SWISS MORTGAGE MARKET EVOLUTION

Real estate market easing Swiss mortgage rates down

The decline in inflation leads to a drop in interest rates, particularly applied to construction.

Over the past four weeks, mortgage rates have fallen significantly in Switzerland. The twelve providers whose guide rates for fixed-rate mortgages are regularly collected by the magazine “Finanz und Wirtschaft” have all adjusted their credit rates downwards. And sometimes significantly. All durations are affected.

For ten-year maturities, indicative rates fell by an average of 0.38 percentage points. Zürcher Kantonalbank and Swiss Life lowered their rates by 0.46 percentage points for ten-year fixed-rate mortgages. Zurich insurance even reduced its indicative rate by 0.48 points for five-year mortgages. By way of comparison: on the market, the average decline is 0.32 points for a period of five years.

Fixed mortgage rates in %

Mortgage interest rates of 3% or more for ten-year contracts seem a thing of the past, for now at least.

Last month, all but one establishment still demanded rates of 3% or more. Now there are only three to do so: Hypo Lenzburg, Raiffeisen and PostFinance.

Rates below 2% are again possible for short maturities. Swissquote and the online platform Hypomat, behind which the Cantonal Bank of Glarus is located, offer them.

Inflationary pressure is easing

The general downward correction shows that the inflationary environment has eased. In Switzerland, annual consumer price inflation fell in October for the second consecutive time. It amounts to 3%. It thus remains well above the National Bank's price stability target of 2%.

Last week, National Bank President Thomas Jordan again stressed that the key interest rate should be raised again in December. But inflation is on the path predicted by the currency's guardians, who expect it to fall to 2% and lower next year. The pressure to set the key rate much higher is therefore diminishing.

It remains to be seen whether the large decline in mortgage rates recorded today really constitutes a trend reversal. After July's correction, this is only the second downward monthly correction this year. Overall, ten-year mortgages are still more than twice as expensive as they were at the start of the year.

SARON yields at 3 months and actuarial yields at 10 years and in percentage

Market expectations regarding the evolution of interest rates are reflected in the futures markets.

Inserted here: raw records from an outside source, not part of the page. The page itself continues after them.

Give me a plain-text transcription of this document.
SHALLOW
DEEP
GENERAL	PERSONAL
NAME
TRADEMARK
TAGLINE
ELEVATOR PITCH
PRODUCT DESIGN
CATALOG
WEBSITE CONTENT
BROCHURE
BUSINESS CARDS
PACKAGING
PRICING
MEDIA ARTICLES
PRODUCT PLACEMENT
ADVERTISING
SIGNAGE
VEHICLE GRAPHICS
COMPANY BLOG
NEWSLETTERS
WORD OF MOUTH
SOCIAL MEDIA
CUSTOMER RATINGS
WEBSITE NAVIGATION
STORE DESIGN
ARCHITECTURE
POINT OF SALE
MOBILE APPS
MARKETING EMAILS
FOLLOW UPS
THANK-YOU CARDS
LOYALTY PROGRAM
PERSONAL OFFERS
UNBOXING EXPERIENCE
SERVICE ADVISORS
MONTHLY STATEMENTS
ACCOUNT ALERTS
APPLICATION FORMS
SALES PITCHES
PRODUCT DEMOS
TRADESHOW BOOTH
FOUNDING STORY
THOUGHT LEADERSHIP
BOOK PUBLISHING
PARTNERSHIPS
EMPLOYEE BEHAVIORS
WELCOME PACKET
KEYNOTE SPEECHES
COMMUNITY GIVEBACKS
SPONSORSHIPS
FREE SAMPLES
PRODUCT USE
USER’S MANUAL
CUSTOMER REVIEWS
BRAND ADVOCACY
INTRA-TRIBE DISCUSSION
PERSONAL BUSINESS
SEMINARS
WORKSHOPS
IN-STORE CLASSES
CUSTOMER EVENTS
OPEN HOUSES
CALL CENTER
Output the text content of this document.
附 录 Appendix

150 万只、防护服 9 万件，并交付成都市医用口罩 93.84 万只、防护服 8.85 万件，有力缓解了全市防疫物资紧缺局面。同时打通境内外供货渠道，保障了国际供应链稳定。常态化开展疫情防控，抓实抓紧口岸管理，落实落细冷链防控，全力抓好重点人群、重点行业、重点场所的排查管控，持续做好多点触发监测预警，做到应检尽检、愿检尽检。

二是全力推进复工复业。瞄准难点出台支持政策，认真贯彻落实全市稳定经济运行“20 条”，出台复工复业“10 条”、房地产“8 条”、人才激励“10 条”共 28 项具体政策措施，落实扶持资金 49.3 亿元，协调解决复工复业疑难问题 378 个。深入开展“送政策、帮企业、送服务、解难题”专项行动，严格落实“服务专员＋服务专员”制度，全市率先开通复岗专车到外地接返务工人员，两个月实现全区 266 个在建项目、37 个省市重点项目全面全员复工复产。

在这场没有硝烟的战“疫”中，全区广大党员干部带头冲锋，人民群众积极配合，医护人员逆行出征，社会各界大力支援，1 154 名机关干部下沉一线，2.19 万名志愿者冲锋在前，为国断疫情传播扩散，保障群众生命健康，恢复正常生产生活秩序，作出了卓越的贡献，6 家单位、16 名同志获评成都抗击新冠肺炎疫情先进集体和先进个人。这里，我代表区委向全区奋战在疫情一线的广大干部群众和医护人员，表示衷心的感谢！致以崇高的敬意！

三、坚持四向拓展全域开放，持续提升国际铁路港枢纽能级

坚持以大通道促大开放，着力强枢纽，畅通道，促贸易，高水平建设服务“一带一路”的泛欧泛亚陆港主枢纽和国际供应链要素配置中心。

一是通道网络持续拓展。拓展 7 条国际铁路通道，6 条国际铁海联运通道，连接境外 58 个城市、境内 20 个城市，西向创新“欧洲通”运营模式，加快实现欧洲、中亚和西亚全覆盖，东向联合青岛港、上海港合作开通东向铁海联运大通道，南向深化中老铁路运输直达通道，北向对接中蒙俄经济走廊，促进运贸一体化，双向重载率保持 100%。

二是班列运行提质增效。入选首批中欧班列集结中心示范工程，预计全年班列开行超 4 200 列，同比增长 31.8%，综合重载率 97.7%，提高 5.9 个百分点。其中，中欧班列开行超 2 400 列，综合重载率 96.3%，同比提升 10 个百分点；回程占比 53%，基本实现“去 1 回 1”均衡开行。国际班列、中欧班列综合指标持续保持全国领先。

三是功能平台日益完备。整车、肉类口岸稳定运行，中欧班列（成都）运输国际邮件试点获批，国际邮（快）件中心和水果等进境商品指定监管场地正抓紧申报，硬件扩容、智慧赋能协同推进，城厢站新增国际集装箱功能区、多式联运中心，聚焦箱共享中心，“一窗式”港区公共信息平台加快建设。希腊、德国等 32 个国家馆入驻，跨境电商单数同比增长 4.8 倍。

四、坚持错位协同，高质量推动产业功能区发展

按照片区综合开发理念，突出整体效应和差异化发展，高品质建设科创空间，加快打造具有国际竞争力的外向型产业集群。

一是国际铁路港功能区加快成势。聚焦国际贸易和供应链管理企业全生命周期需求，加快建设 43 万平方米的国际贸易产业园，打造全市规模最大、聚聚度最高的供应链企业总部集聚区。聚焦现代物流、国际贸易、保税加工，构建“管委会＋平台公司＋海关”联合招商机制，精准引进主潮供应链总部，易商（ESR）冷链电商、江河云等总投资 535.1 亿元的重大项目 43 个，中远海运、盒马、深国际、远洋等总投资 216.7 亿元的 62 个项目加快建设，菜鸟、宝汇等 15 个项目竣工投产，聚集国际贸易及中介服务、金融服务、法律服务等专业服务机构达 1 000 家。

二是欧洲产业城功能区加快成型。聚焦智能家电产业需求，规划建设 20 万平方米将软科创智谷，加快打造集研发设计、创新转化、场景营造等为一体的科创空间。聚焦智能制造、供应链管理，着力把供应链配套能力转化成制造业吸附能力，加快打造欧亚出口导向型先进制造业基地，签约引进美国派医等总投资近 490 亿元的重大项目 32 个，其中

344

Short-term interest rates measured in 3-month SARON terms in Switzerland are forecast to increase by 0.75 percentage point over the next twelve months .

If this assumption is confirmed, the cost of Saron mortgages will also increase by 0.75 percentage points. Nevertheless, it is the long-term fixed mortgages that have experienced the strongest rise in rates, since they are in line with the development of long-term rates on the capital market.

Global economic data

Source: Bloomberg – Finanz und Wirtschaft.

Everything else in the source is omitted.